でも、まあ、それくらいの方がヒントとしては、いい塩梅じゃない?
宝の地図は必ずしも、宝が埋まっているとは限らないほうが面白いわけで。
そのドキドキ感がたまらないわけで。
歩きながら、軽くパラパラと眼を通す。速読は正直、内容の理解とはもっとも遠い技術なのだけど。概要を把握する分には都合がいい。
大筋は、魔法があるここではない世界観。一般的なテンプレじゃなくて、独自の価値観、概念、宗教、世界の秘密に、主人公の出生の秘密。
今のご時世、ちょっと珍しいくらいの練り込まれた世界観。
でもそれらはあくまで、下地に過ぎなくて、あくまでメインはそこに息づく、生々しいまでの感情を持った人々。
時に生死を問い、倫理を問い、感情を問い、価値感を問い、生き方を問うてくる。
ファンタジーと純文学、どっちの要素をとっても充分、一線級の作品だけどその二つが高いレベルで両立しているのが異様な感じだ。
思わず、はしたない笑みを浮かべる。
根拠はない。
根拠はないけど、これを百井シロカが書いたものだと仮定する。
仮定といいつつ、脳内での断定率は9割を超えてるけどね。いやあ、これは百井シロカが書いたものでしょ。ほぼ、間違いなく。
それくらい、これを書いた人は賢い。模試で一位を取れるくらいには。
ま、勘だけどね。

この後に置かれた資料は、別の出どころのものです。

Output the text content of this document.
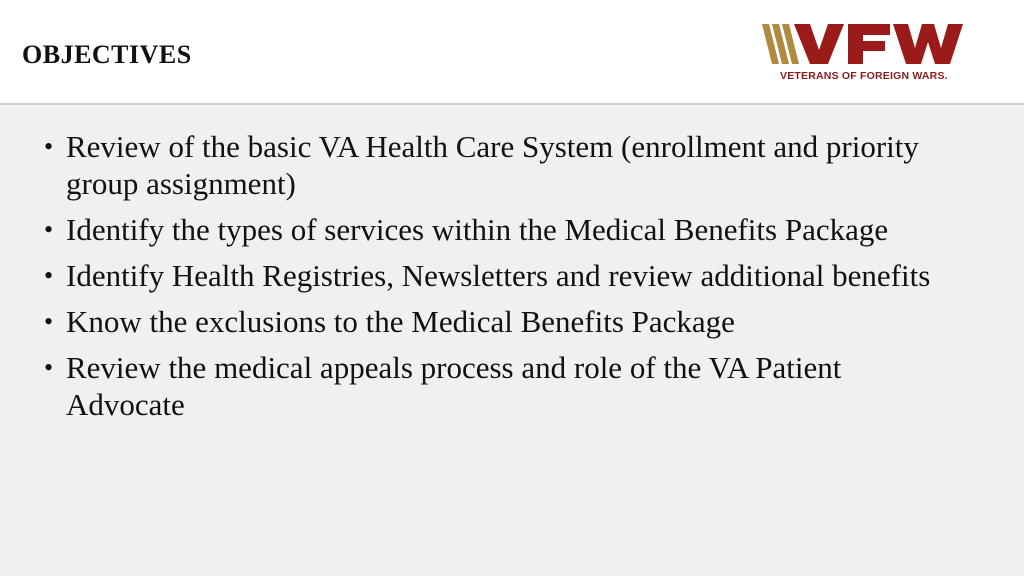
OBJECTIVES
VETERANS OF FOREIGN WARS.
• Review of the basic VA Health Care System (enrollment and priority group assignment)
• Identify the types of services within the Medical Benefits Package
• Identify Health Registries, Newsletters and review additional benefits
• Know the exclusions to the Medical Benefits Package
• Review the medical appeals process and role of the VA Patient Advocate
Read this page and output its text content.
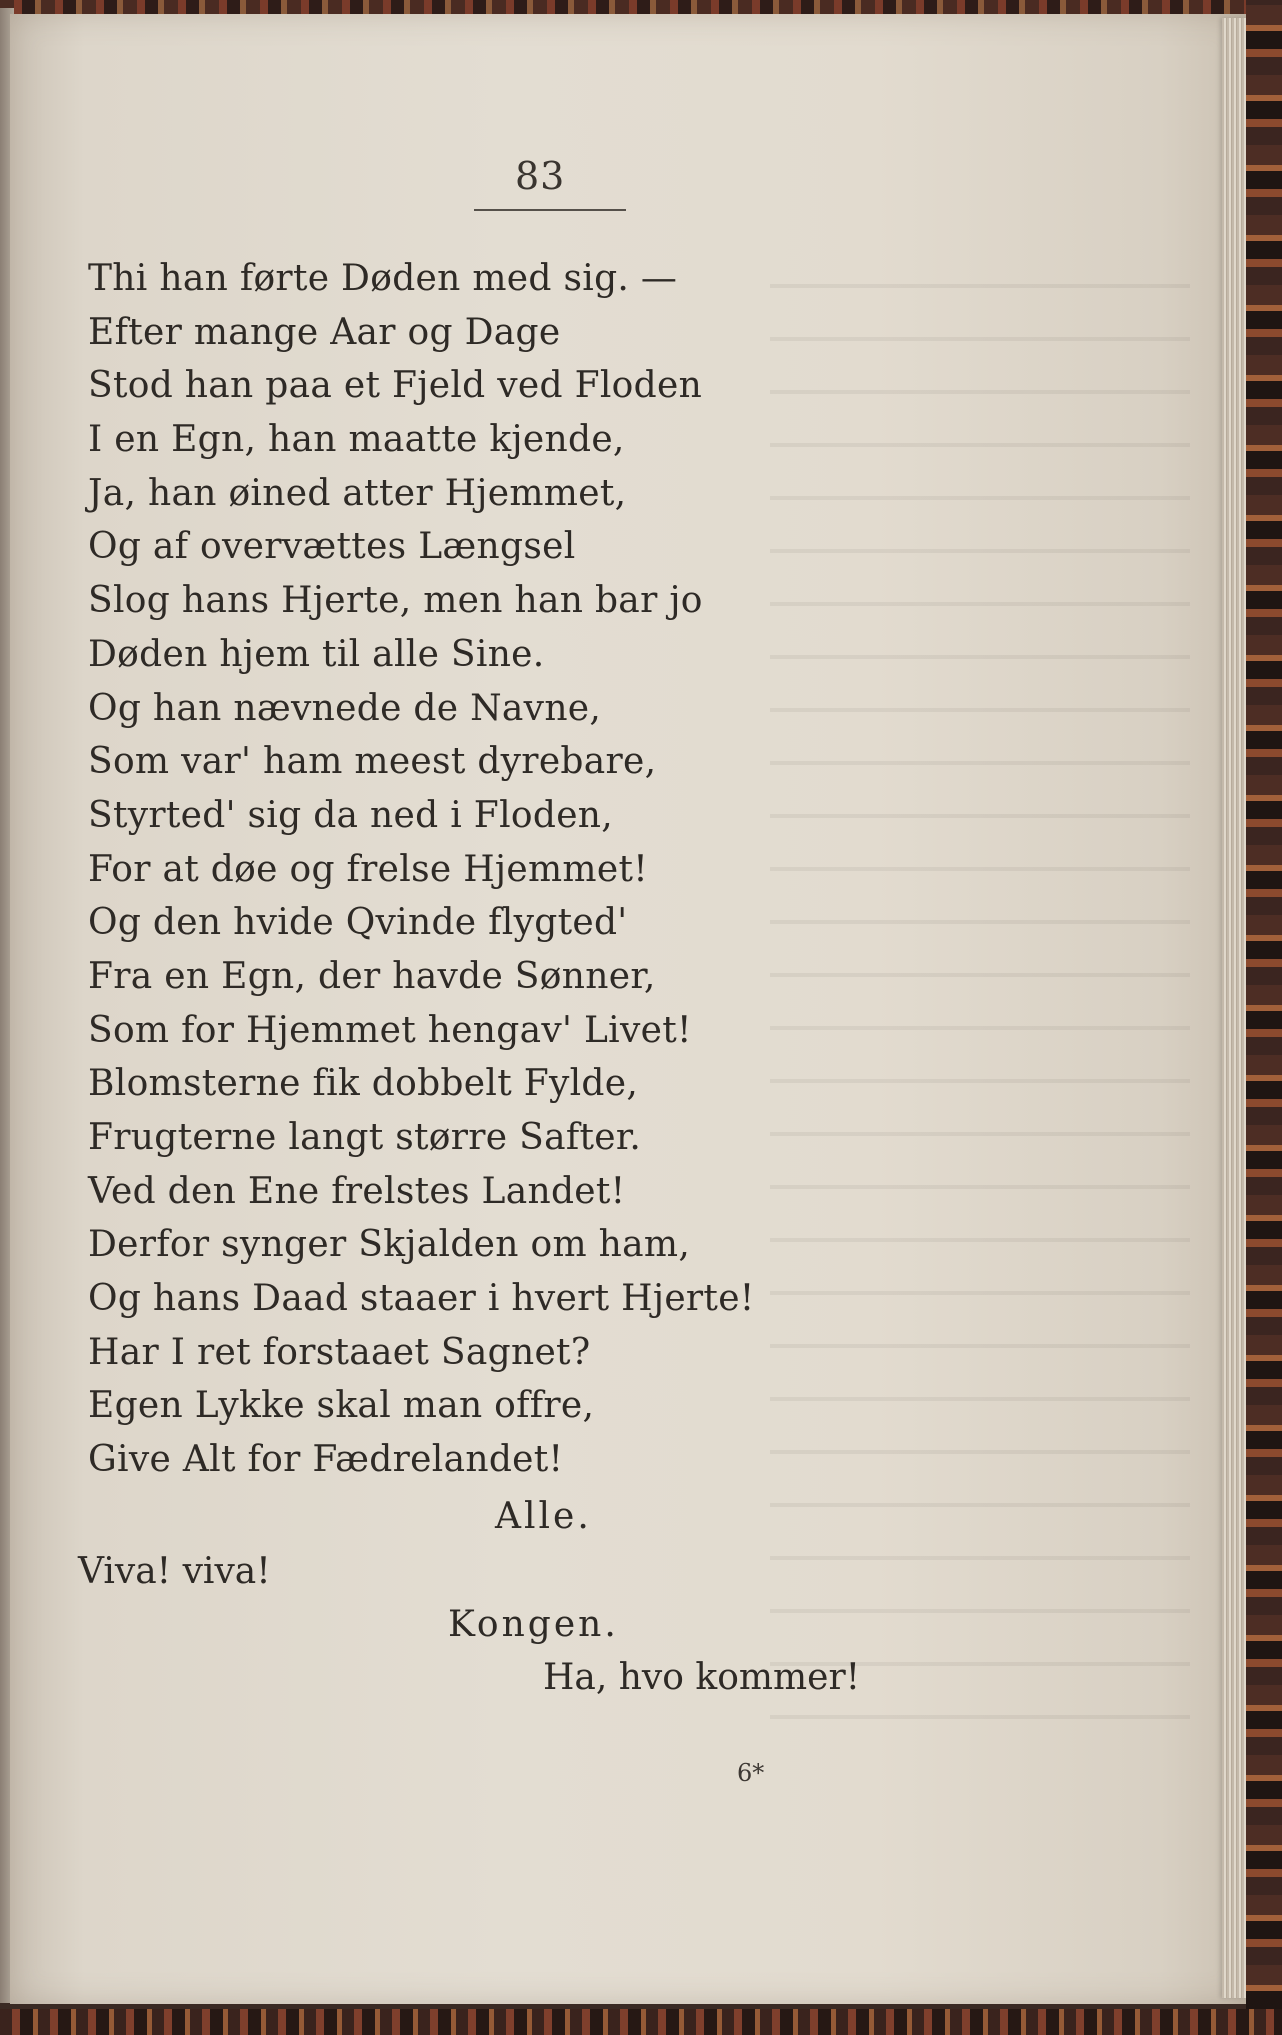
83
Thi han førte Døden med sig. —
Efter mange Aar og Dage
Stod han paa et Fjeld ved Floden
I en Egn, han maatte kjende,
Ja, han øined atter Hjemmet,
Og af overvættes Længsel
Slog hans Hjerte, men han bar jo
Døden hjem til alle Sine.
Og han nævnede de Navne,
Som var' ham meest dyrebare,
Styrted' sig da ned i Floden,
For at døe og frelse Hjemmet!
Og den hvide Qvinde flygted'
Fra en Egn, der havde Sønner,
Som for Hjemmet hengav' Livet!
Blomsterne fik dobbelt Fylde,
Frugterne langt større Safter.
Ved den Ene frelstes Landet!
Derfor synger Skjalden om ham,
Og hans Daad staaer i hvert Hjerte!
Har I ret forstaaet Sagnet?
Egen Lykke skal man offre,
Give Alt for Fædrelandet!
Alle.
Viva! viva!
Kongen.
Ha, hvo kommer!
6*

物語を考えれるからって、賢いとは限んないし。
それでも、興味と好奇と期待で頬が吊り上がるのを感じる。
じゃあ、スタートはここから。この作品から彼女の居場所を割り出すすべは?
速読で読み切った本を、一度閉じてカバーを眺める。
フェリーに乗ってから、今度はじっくりと読んでみよう。二回いや、三回くらい。
今度はしっかりと、この物語を楽しんで。それでいて、その向こうにいるあなたに思いをはせながら。そして最後にあなたの居場所を突き止めるために。
ああ、本当に楽しみだ。
フェリー乗り場に着くと、さっきの少年がぴょんぴょん跳ねて私を待っていた。
「おねーちゃん、こっちこっち」
「こら、もうあんたは年上に友達みたいに」
私は少年のテンションの高さに軽く笑って、本をカバンにしまった。これは独りになった時にじっくり読もう。
「はは、大丈夫ですよー。ところで少年、名前は?」
「え? ユウキだよ。磯山ユウキ」
「うし、ユウキ。旅の出発記念にパシャリだ」
「いえー!!」
ユウキの肩を掴んでスマホを自撮りモードにすると、目線だけパーカーで隠して満面の笑みのユウキと一緒に写真を撮る。そして、後ろにこっそりユウキのお母さんが映るように写真を収めた。
「これツイッターにあげてもいい?」
「こじんじょーほーてきに、かおかくしといてよ、おねーちゃん。おれじむしょえぬじーだぜ」
「すいません……マセた子で……」
「ははは、いやしっかりしてる。しっかりしてる。私も目線は出してないから」
褒めるとユウキは自慢げに胸を張った。私はその様もついでに写真に収めてから、ツイッターに投稿する。
『旅の出発!! 10連続同率一位へ会いに行くぞ!!』
そうして、お母さんとユウキの顔を隠した写真がツイッター上に流された。
リプライ欄はそこそこ「?」で埋め尽くされるだろうけど、ま、いいでしょ。
どこかのあなたに届けばいい。見てるかどうかは知らないけどね。
私は宝の地図である小説を抱えて、船に乗る。最初のお供は将来有望な子どもと、そのお母さん。うんうん、三人パーティはやっぱり王道だね。
旅の報酬は、果たしてお姫様か、ラスボスか。
どちらにせよ、並大抵の相手ではないだろうね。でもそれがいい。
もしかしたら、私以上に賢い、なんてこともあるかもね。
なんにせよ、あなたに会えば、きっととても楽しいよね。
きっと最近、慢性的に抱えているこの退屈がなくなるくらいには。
さあ、ゲームを始めましょう。
ねえ、百井シロカ。まだ人となりも、声も、顔も、知らないあなた。
私はあなたと遊びたいんだよ。
届くはずのない声を空に向かって投げた。きっといつか、どこかのあなたに届くように。